Blood jetted from the wound with every heartbeat.

"I started to bleed out in my stomach cavity," Amanda says.

Walton immediately opened Amanda, then 15, from her breastbone to below her navel and, with the assistance of another surgeon, repaired the wound. Amanda was given multiple blood transfusions.

Walton, who did not comment for this story, said in a deposition that he did not violate acceptable standards of care.

The injury occurred in part because his preferred trocar wasn't on hand, he said in the deposition. He said he requested it, but rather than "waste time waiting" he went ahead with the procedure. Using an unfamiliar trocar, the surgeon pushed too hard, plunging it through one side of Amanda's aorta and out the other.

Walton said he knew Amanda and her family were devastated. The operating-room staff was upset, and he was too, Walton said.

"Not very often do I damage someone," he said, adding that he had apologized for the injury.

Despite suffering the effects of the incident, Amanda describes it with detachment, as if it wasn't her on the operating table.

That detachment quickly dissolves when she discusses the worry her parents felt in the waiting room as what should have been a 45-minute procedure stretched to almost three hours.

Sensing something was wrong, Tom Cicatello, Amanda's father, hunted down a nurse and pressed for details. She acknowledged there had been a complication, but said everything was "fine." Amanda's mother, Nancy, raced to the restroom, where she threw up and collapsed, weeping.

Walton was apologetic, Cicatello says. "I could tell he was distraught and upset. I believe he's probably a decent man and a decent surgeon. But he was obviously negligent."

When they finally saw Amanda, she was in critical condition and breathing with the assistance of a ventilator. A one- to two-day hospital stay was instead 10 days, followed by six weeks of bed rest.

"It was just a nightmare," Cicatello says.

St. Rose officials said they could not speak specifically about the lawsuit, but said the hospital investigates potential adverse events and takes action to ensure the safety of patients. Physician performance is reviewed, and doctors are disciplined if necessary, the hospital said in a statement.

Amanda suffers migraines and anxiety related to the emotional trauma. She gets sick often and is afraid to visit a doctor or go near a hospital.

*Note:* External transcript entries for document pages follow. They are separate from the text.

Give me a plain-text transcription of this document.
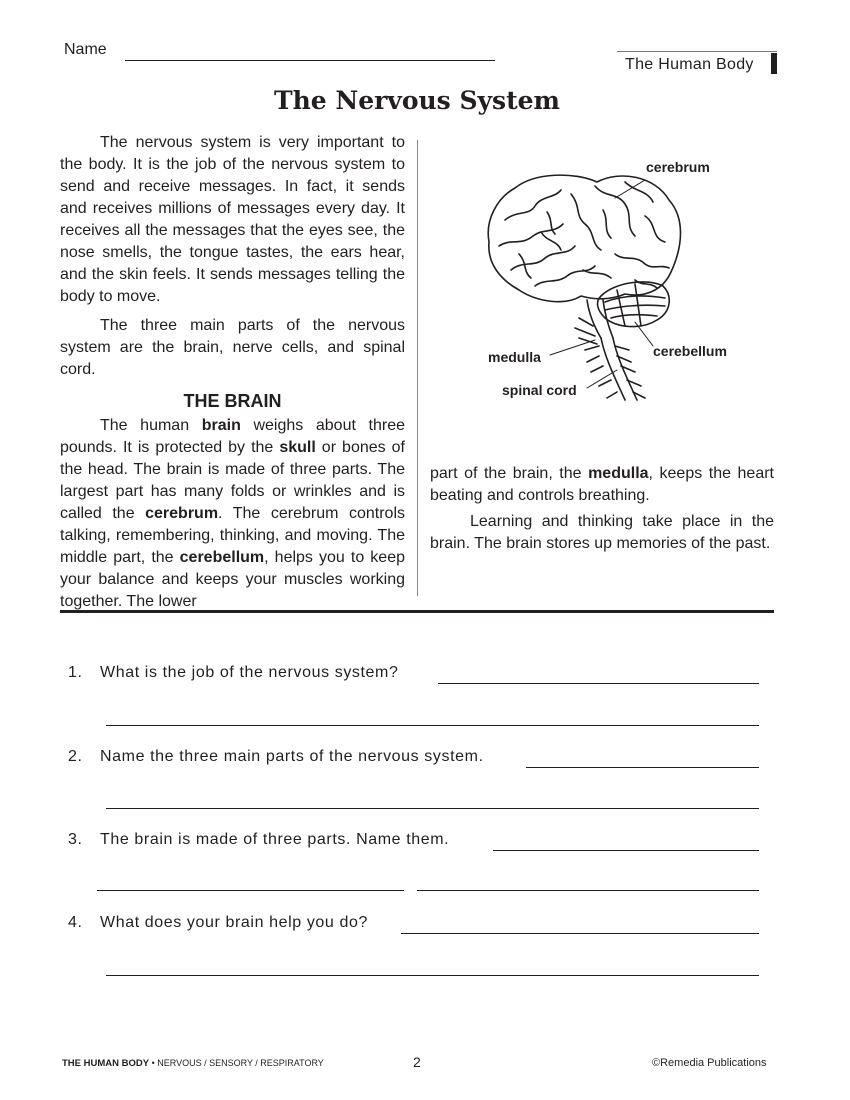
Name
The Human Body
The Nervous System

The nervous system is very important to the body. It is the job of the nervous system to send and receive messages. In fact, it sends and receives millions of messages every day. It receives all the messages that the eyes see, the nose smells, the tongue tastes, the ears hear, and the skin feels. It sends messages telling the body to move.

The three main parts of the nervous system are the brain, nerve cells, and spinal cord.

THE BRAIN

The human brain weighs about three pounds. It is protected by the skull or bones of the head. The brain is made of three parts. The largest part has many folds or wrinkles and is called the cerebrum. The cerebrum controls talking, remembering, thinking, and moving. The middle part, the cerebellum, helps you to keep your balance and keeps your muscles working together. The lower

cerebrum
cerebellum
medulla
spinal cord

part of the brain, the medulla, keeps the heart beating and controls breathing.

Learning and thinking take place in the brain. The brain stores up memories of the past.

1. What is the job of the nervous system?
2. Name the three main parts of the nervous system.
3. The brain is made of three parts. Name them.
4. What does your brain help you do?
THE HUMAN BODY • NERVOUS / SENSORY / RESPIRATORY	2	©Remedia Publications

There are other lingering effects. Like many teenage girls, Amanda is self-conscious about her body. The long scar that spans her abdomen has only made that worse. The few people who have seen it made rude comments, she says. "Did you get a C-section?" one said.

She used to take belly-dancing classes before the surgery but has since quit. She would like to wear a two-piece bathing suit. Her dad even bought her an expensive bikini that "looked cute and still covered my scar," but she says she is too self-conscious to wear it. She avoids the pool.

The family says they understand how important it is for the public to know about the training and track records of physicians who treat them. But they realize there is little public information.

"I completely understand and am sympathetic that people make mistakes and things happen," Amanda says. But "if you're not going to follow procedure and almost kill me and affect my life, then that's when it's not OK. It should be OK for people to see that information."